Saturday, May 7, 2011

Writing Exercises for Advanced ESL Students

Advanced ESL students may be exposed to a wide variety of real-world reading materials in English. This gives them access to more topics to write about. In addition, students are prepared to present practice and to justify their opinions about what they read. They are also able to describe the evidence and facts to support their ideas in writing.

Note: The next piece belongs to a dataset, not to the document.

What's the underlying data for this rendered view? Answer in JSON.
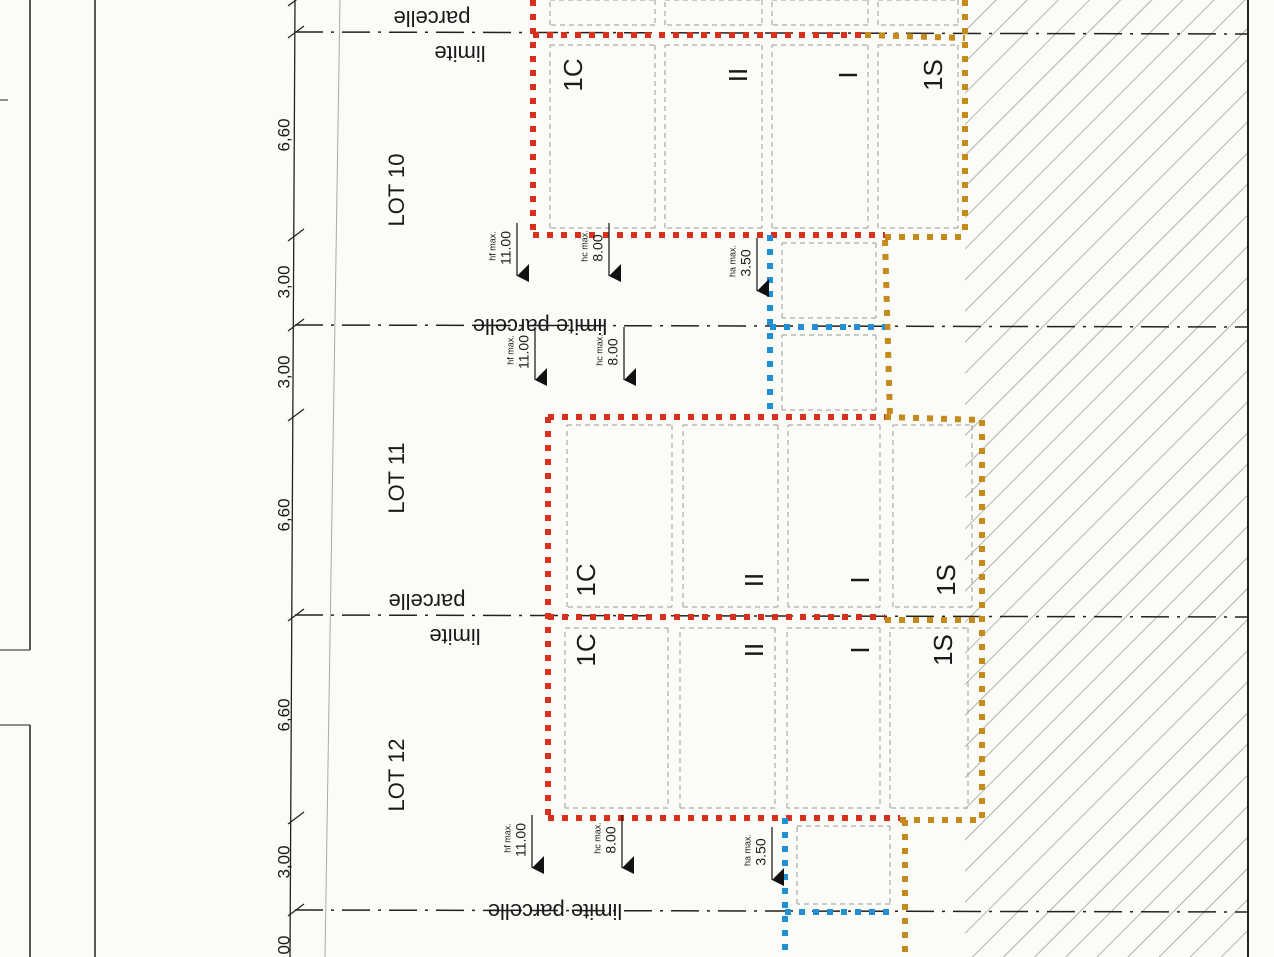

These skills are important in a wide range of activities, including essay writing and academic writing letters of complaint or opinion to companies or politicians.

IELTS Writing

The International English Language Testing System (IELTS) is an English test that is standard around the world to perfectly determine the capabilities of test takers' English language. You can download a range of exercises and writing materials planned to help students practice the test. However, the skills tested include organizing logic testing, evaluation and description of graphs, and give and justify opinions. Two writing tasks are tested in academic writing and general sections of IELTS. Choose a theme most relevant to the needs of your students to help them learn to organize their thoughts and communicate effectively in English.

Breaking News English

Download one of thousands of new topics and related activities on the ESL site Breaking News Section. The topics are arranged by month. Read the topic title to find the one you think your students would enjoy. These resources are freely available. At the end of each packet of activity, with a section of writing exercises offer students many ways to practice their writing. They can write a magazine article, write a letter to a politician or a number of other creative writing exercises related to the topic of news.
Persuasive Essays

After reading about how to write a persuasive essay on the ESL website Bee, ask your students to write their own five-paragraph persuasive essay on a topic of their choice. Ask students to put their first-class projects, work in pairs to correct each other documents, focusing first on the organization and flow, then the sentence structure and word choice. Students then revise their essays and rewrite their papers.

Stories Magazine Group

Put your students into small groups. Give each group a folder with a collection of magazine pictures inside. Students then take a few pictures they like and want to write a story. Each student contributes to the story with his own ideas. Students write the story, revise it and present it to the class when they are done.